For those of you who follow the news I am sure you have noticed the numerous shootings that have been occuring. There have been 4 alone in WI in the past 2 months and the recent nation-wide covered courthouse shootings. What is going on here! Maybe the world is ending with all the caos going on.


----------



## maxpayne_lhp (Jan 19, 2005)

Yeah, you're right!
At least here in Vietnam, everything's safe.


----------



## fishouttawater (Mar 4, 2005)

I think a lot of it has to do with Seasonal Depression, and the post-holiday debts. Causes way too much stress for people. Happens a lot around this time of year. Very unfortunate for victims and their families.


----------



## aquariumfishguy (Jan 18, 2005)

I don't buy that.

Sorry but if you kill someone, you kill them. There is no valid excuse, and I am of the opinion that if you have it in you to randomly kill people, it doesn't matter one bit in the least why you're doing it. 'Stress' doesn't make rational people kill other strangers.


----------



## Lydia (Feb 6, 2005)

i agree with aquariumfishguy


----------



## fishouttawater (Mar 4, 2005)

Wasn't giving them an "excuse", but happy and content people don't kill other people.


----------



## Guest (Mar 14, 2005)

i agree with aquariumfishguy. theres no excuse for murder


----------



## guppyart (Jan 22, 2005)

up here in canada we have had several shootings
up in montreal lake there was a shooting.
and 4 mounted police where just slaughtered by some phsyco that had landmined his yard he shot them down as if they where cardboard one of the officers was on his dayoff but they called him in one was just engaged or married I can't remeber which but the flags have been flying half mast


----------



## Damon (Jan 18, 2005)

There are ver few days that go by without a shooting on our local news here in dayton ohio.


----------



## Lydia (Feb 6, 2005)

almost every day i hear about a shooting around here


----------



## aquariumfishguy (Jan 18, 2005)

fishouttawater- You said, "Happens a lot around this time of year".

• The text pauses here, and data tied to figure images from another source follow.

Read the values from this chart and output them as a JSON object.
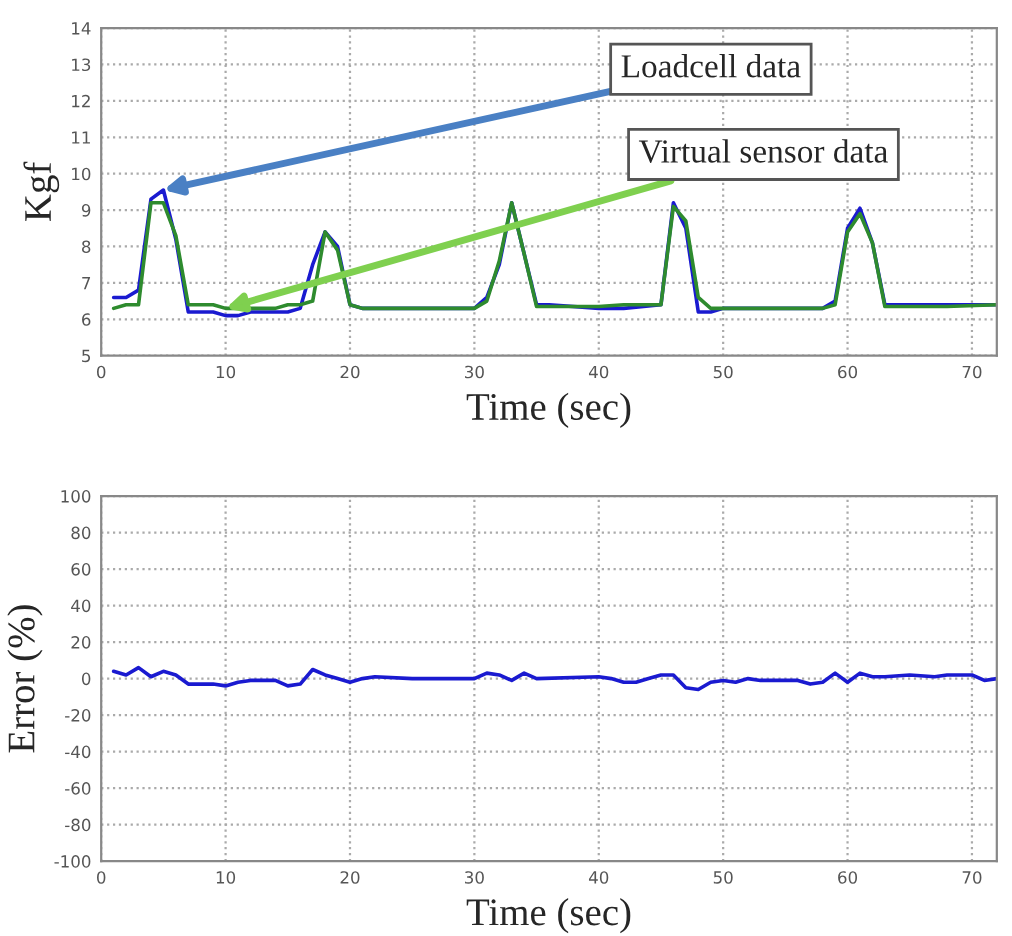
{
  "chart_data": [
    {
      "type": "line",
      "xlabel": "Time (sec)",
      "ylabel": "Kgf",
      "xlim": [
        0,
        72
      ],
      "ylim": [
        5,
        14
      ],
      "xticks": [
        0,
        10,
        20,
        30,
        40,
        50,
        60,
        70
      ],
      "yticks": [
        5,
        6,
        7,
        8,
        9,
        10,
        11,
        12,
        13,
        14
      ],
      "grid": true,
      "annotations": [
        {
          "text": "Loadcell data",
          "x": 5,
          "y": 9.55
        },
        {
          "text": "Virtual sensor data",
          "x": 10,
          "y": 6.3
        }
      ],
      "series": [
        {
          "color": "#1a1ad0",
          "x": [
            1,
            2,
            3,
            4,
            5,
            6,
            7,
            8,
            9,
            10,
            11,
            12,
            13,
            14,
            15,
            16,
            17,
            18,
            19,
            20,
            21,
            25,
            30,
            31,
            32,
            33,
            34,
            35,
            36,
            40,
            42,
            45,
            46,
            47,
            48,
            49,
            50,
            55,
            58,
            59,
            60,
            61,
            62,
            63,
            64,
            68,
            72
          ],
          "values": [
            6.6,
            6.6,
            6.8,
            9.3,
            9.55,
            8.2,
            6.2,
            6.2,
            6.2,
            6.1,
            6.1,
            6.2,
            6.2,
            6.2,
            6.2,
            6.3,
            7.5,
            8.4,
            8.0,
            6.4,
            6.3,
            6.3,
            6.3,
            6.6,
            7.5,
            9.2,
            7.8,
            6.4,
            6.4,
            6.3,
            6.3,
            6.4,
            9.2,
            8.5,
            6.2,
            6.2,
            6.3,
            6.3,
            6.3,
            6.5,
            8.5,
            9.05,
            8.1,
            6.4,
            6.4,
            6.4,
            6.4
          ]
        },
        {
          "color": "#2e8b2e",
          "x": [
            1,
            2,
            3,
            4,
            5,
            6,
            7,
            8,
            9,
            10,
            11,
            12,
            13,
            14,
            15,
            16,
            17,
            18,
            19,
            20,
            21,
            25,
            30,
            31,
            32,
            33,
            34,
            35,
            36,
            40,
            42,
            45,
            46,
            47,
            48,
            49,
            50,
            55,
            58,
            59,
            60,
            61,
            62,
            63,
            64,
            68,
            72
          ],
          "values": [
            6.3,
            6.4,
            6.4,
            9.2,
            9.2,
            8.3,
            6.4,
            6.4,
            6.4,
            6.3,
            6.3,
            6.3,
            6.3,
            6.3,
            6.4,
            6.4,
            6.5,
            8.4,
            7.9,
            6.4,
            6.3,
            6.3,
            6.3,
            6.5,
            7.6,
            9.2,
            7.8,
            6.35,
            6.35,
            6.35,
            6.4,
            6.4,
            9.1,
            8.7,
            6.6,
            6.3,
            6.3,
            6.3,
            6.3,
            6.4,
            8.4,
            8.9,
            8.1,
            6.35,
            6.35,
            6.35,
            6.4
          ]
        }
      ]
    },
    {
      "type": "line",
      "xlabel": "Time (sec)",
      "ylabel": "Error (%)",
      "xlim": [
        0,
        72
      ],
      "ylim": [
        -100,
        100
      ],
      "xticks": [
        0,
        10,
        20,
        30,
        40,
        50,
        60,
        70
      ],
      "yticks": [
        -100,
        -80,
        -60,
        -40,
        -20,
        0,
        20,
        40,
        60,
        80,
        100
      ],
      "grid": true,
      "series": [
        {
          "color": "#1a1ad0",
          "x": [
            1,
            2,
            3,
            4,
            5,
            6,
            7,
            8,
            9,
            10,
            11,
            12,
            13,
            14,
            15,
            16,
            17,
            18,
            19,
            20,
            21,
            22,
            25,
            30,
            31,
            32,
            33,
            34,
            35,
            40,
            41,
            42,
            43,
            44,
            45,
            46,
            47,
            48,
            49,
            50,
            51,
            52,
            53,
            56,
            57,
            58,
            59,
            60,
            61,
            62,
            63,
            65,
            67,
            68,
            70,
            71,
            72
          ],
          "values": [
            4,
            2,
            6,
            1,
            4,
            2,
            -3,
            -3,
            -3,
            -4,
            -2,
            -1,
            -1,
            -1,
            -4,
            -3,
            5,
            2,
            0,
            -2,
            0,
            1,
            0,
            0,
            3,
            2,
            -1,
            3,
            0,
            1,
            0,
            -2,
            -2,
            0,
            2,
            2,
            -5,
            -6,
            -2,
            -1,
            -2,
            0,
            -1,
            -1,
            -3,
            -2,
            3,
            -2,
            3,
            1,
            1,
            2,
            1,
            2,
            2,
            -1,
            0
          ]
        }
      ]
    }
  ]
}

It happens a lot throughout the whole year. And if you weren't offering an excuse, I can see that... but why people kill others cannot be wrapped up with one single issue, or one stress factor.

As I said, you either have the chemical makeup (mix up?) in your body to kill someone, or you do not. Surely, someone who randomly kills other people isn’t happy. I can agree to that. But general 'sadness' isn't likely to go away in this world, so that’s why I said it doesn't fly with me.


----------



## aquariumfishguy (Jan 18, 2005)

PS: I wasn't addressing those who kill in self-defense or whatnot. That is clearly not a "murderer", nor should those vulnerable people forced to kill in self defense be considered mentally damaged.


----------